Typ-2-Diabetes mellitus betrifft Millionen von Menschen weltweit und stellt ein wachsendes Gesundheitsproblem, eine zunehmende Belastung für die Lebenserwartung und -qualität der Patienten sowie eine zunehmende Herausforderung für die Gesundheitssysteme dar. Definierendes Merkmal dieser Krankheit ist das funktionelle Versagen von Betazellen, welches in den letzten Jahrzehnten intensiv, vor allem mit enzymatisch isolierten primären Inselzellen als Modellsystem, untersucht wurde. Das Aufkommen von Hochdurchsatz "-omics"-Ansätzen hat jedoch unsere Möglichkeiten, subtile Veränderungen in Biomolekülen zu messen, dramatisch verbessert. So ist es mittlerweile möglich geworden, diese Technologien auf chirurgische Proben als experimentelle Modelle anzuwenden, um Betazellen in situ und damit in einem Kontext zu untersuchen, der ihren natürlichen Zustand in vivo möglichst nahe kommt.
"In unserem Review diskutieren und präsentieren wir einen Ansatz für die Gewinnung von Inselgewebe mit höchster Reinheit aus einer begrenzten Menge Ausgangsmaterial, welches für praktisch alle nachgelagerten "-omics"-Anwendungen verwendet werden kann. Unser Ansatz basiert auf dem so genannten Laser Capture Microdissection-Verfahren (LCM), bei dem mit einem Laserstrahl die gewünschten endokrinen Zellen physikalisch aus dem umgebenden Gewebe ausgeschnitten werden", erklärt Marko Barovic, Doktorand im Solimena Labor des Paul-Langerhans-Instituts Dresden und Erstautor der Studie. Mit Hilfe der LCM-Technik können pankreatische Inseln aus nur wenigen hundert Mikrogramm Pankreasgewebe isoliert werden, welches bei der routinemäßigen Bearbeitung von chirurgischen Patientenproben während einer Pankreasoperation gewonnen wird. Dieses Verfahren hat den besonderen Vorteil, dass er in praktisch jedem akademischen Krankenhaus oder Forschungszentrum anwendbar ist, welches Pankreatektomien durchführt. Dadurch lässt sich die Anzahl der Proben, die bundesweit entnommen werden können, massiv erhöht. Das Schockfrosten des Gewebes direkt nach der Explantation verhindert darüber hinaus eine weitere Veränderung des biologischen Materials und ermöglicht so die anschließende Untersuchung von zellulären Parametern wie mRNA- oder Proteingehalten in einem Zustand, der nahezu identisch mit dem innerhalb des menschlichen Körper ist. "Ein weiterer und sehr wertvoller Vorteil unseres Ansatzes ist außerdem der Zugang zu allen relevanten klinischen Informationen des Patienten sowie die Möglichkeit unmittelbar vor der Operation einen Glukosetoleranztests durchzuführen, um eine genaue metabolische Phänotypisierung des Spenders zu gewährleisten. Damit haben wir erstmals die Möglichkeit, klinische Daten mit einem detaillierten "-omics"-Profiling zu kombinieren und so die beobachteten Veränderungen in Bezug auf Dauer und Verlauf der Diabeteserkrankung zu verfolgen", fasst Barovic zusammen.

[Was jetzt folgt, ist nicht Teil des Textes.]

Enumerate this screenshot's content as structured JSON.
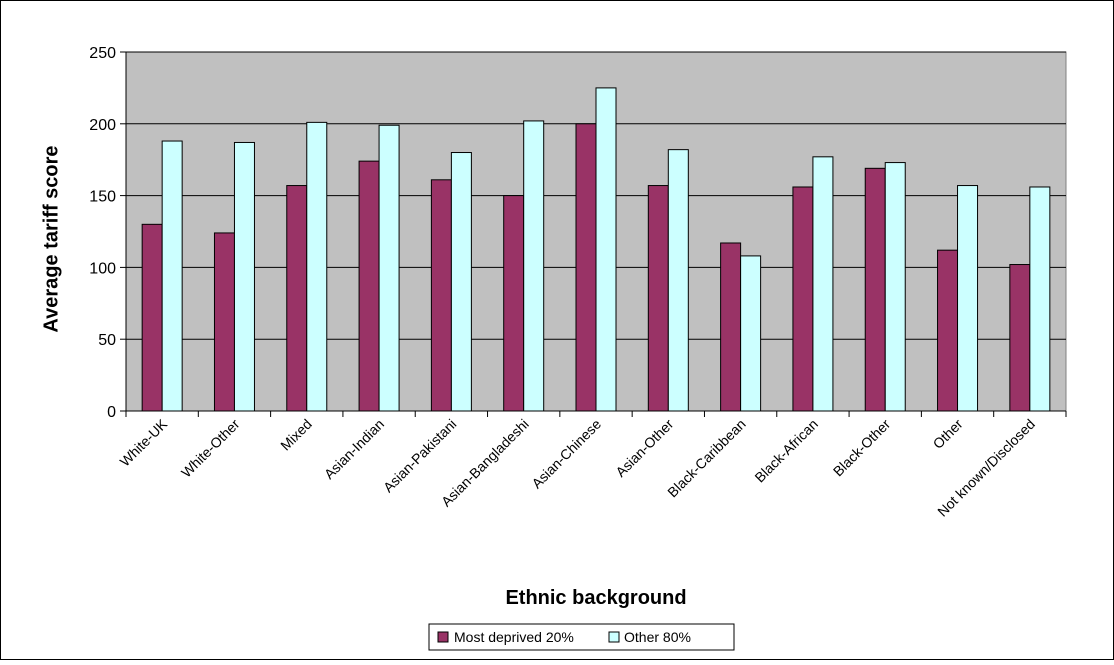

Die im Review vorgestellten Methoden werden derzeit aktiv innerhalb der Zusammenarbeit des IMI-Konsortiums RHAPSODY eingesetzt, um einen umfassenden Einblick in die molekularen Eigenschaften der Diabeteserkrankung auf europäischer Ebene zu ermöglichen.
Originalpublikation:
Barovic M, Distler M, Schöniger E, Radisch N, Aust D, Weitz J, Ibberson M, Schulte AD, Solimena M. Metabolically phenotyped pancreatectomized patients as living donors for the study of islets in health and diabetes. Mol Metab. 2019 Sep;27S:S1-S6. doi: 10.1016/j.molmet.2019.06.006. Review.